Malumunuz son bir kaç yıldır ortalığı kasıp kavuran bir Jennifer Lopez olayı var. Kendisi J.LO kod ismiyle de herkes tarafından bilinmekte ve gençlerimiz tarafından hızla tüketilmektedir. Müzik dünyasına ya da popüler olan herşeye ne kadar uzak olursanız olun onu bilmemek neredeyse Mehmet Ali Erbil’i bilmemeye eşdeğer bir durum.
Bu hatun şahıs geçenlerde yeni albümünü piyasaya sürdü. Kimi müzisyenler albümlerinin arasına en az bir on yıl ve bir sürü cilt sıkılaştırıcı kozmetik ürün sığdırırken Britney Spears ve türevleride her altı ayda bir yeni albümleriyle gözlerimizi dolduruyor. Jennifer Lopez de bunlardan biri çünkü daha bu yıl içerisinde bir remix albümü piyasaya sürdü. E zaten bunun ardından da Enough filmi için yaptığı “Alive” 45’liği geldi. Bütün bu müzikal şöleni tam olarak sindirememişken yeni albümü “This is me and… then” ile karşımıza çıktı. Yeni yeni müzik kanallarında dönmeye başlayan klibi ‘’ Jenny from the Block’’ belki görmüşsünüzdür. Aman izlerken kalbinize dikkat edin!
Bu yazının amacı Jennifer Lopez’in müzikal kariyerini eleştirmek değil. Sigortacıların cebini dolduran dillere destan güzelliğini övmek de değil. Son yıllarda Amerika’nın belli bölgelerinde yoğunlaşan bir akım var. Kaynağını hip-hop ve hip-hopçulardan alan bu akıma kimisi “Gangsta Rap” diyor, biz ise arabeskin Brooklyn şubesi diyebiliriz. Nedir bu gangsta rap peki?
“Cebime koymuşum silahı, doldurmuşum Mustang’e güzel kızları, bizim Puffy Daddy’de albümü çıkaracak söz verdi, söyleyin kim getirebilir ensemi yere” gibisinden bir maniyle durumu özetleyebiliriz. Bu insanlar son moda arabalarla geziyor, çatışmalarda istediğini vuruyor, vurdurtuyor, fakat şarkıların sözlerine baktığımızda hala fakirlikten ve eziklikten dem vuruyorlar. Kliplerde geçen görüntülerin ve şarkı sözlerinin en uyumsuz olduğu müzik türününün hiç çekinmeden Hip-Hop olduğunu söyleyebiliriz.

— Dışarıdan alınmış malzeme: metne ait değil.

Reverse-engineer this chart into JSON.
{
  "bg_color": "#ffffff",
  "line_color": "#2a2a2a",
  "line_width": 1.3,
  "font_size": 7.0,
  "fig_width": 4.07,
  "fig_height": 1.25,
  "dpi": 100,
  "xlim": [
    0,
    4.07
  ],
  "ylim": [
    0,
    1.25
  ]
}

Jennifer Lopez’de haliylen Bronx da büyümüş bir latin güzeli. Pek çok zenciyle birlikte çocukluk ve genç kızlık dönemlerini yokluk içinde geçirmiş. (Buna tam olarak da yokluk diyemeyiz aslında ‘’Kibritçi Kız’’ ve ‘’Külkedisi’’ alınganlık gösterebilir.) Zamanında yaşamış olduğu bu ‘’salaş’’ yaşamı ise avantaja dönüştürme konusunda son derece usta. Hiç şüphemiz olmasın ki asıl usta ona bu aklı verenler.
Herhalde Jennifer ve çevresinde ona yön veren yaratıcı ekip arasında şöyle bir diyalog geçmiştir.
-Jennifer, eskiden ne kadar hırpaniymişsin yahu, şu haline bak.
-Doğru diyorsun da parasızlık işte.
-Aslında bu elbiselerin benzerlerini felan giyerek eski fakir kız imajını koruduğunu gösterebilirsin. Halk böyle şeylere bayılır biliyorsun
-Haklısın valla. Eğer tutarsa bir de bu kıyafetlerin üretimine geçeriz.
-Geçeriz geçeriz de şu şarkılarının arasına da şöyle ağdalı, dokunaklı birşeyler koyalım. İnsanlar seni kendilerine yakın hissetsinler.
-Çok hoş olur valla. Bu devirde fenomen olabilmek için sadece açılmak saçılmak yetmiyor. Güzel bir de konsept bulmak lazım…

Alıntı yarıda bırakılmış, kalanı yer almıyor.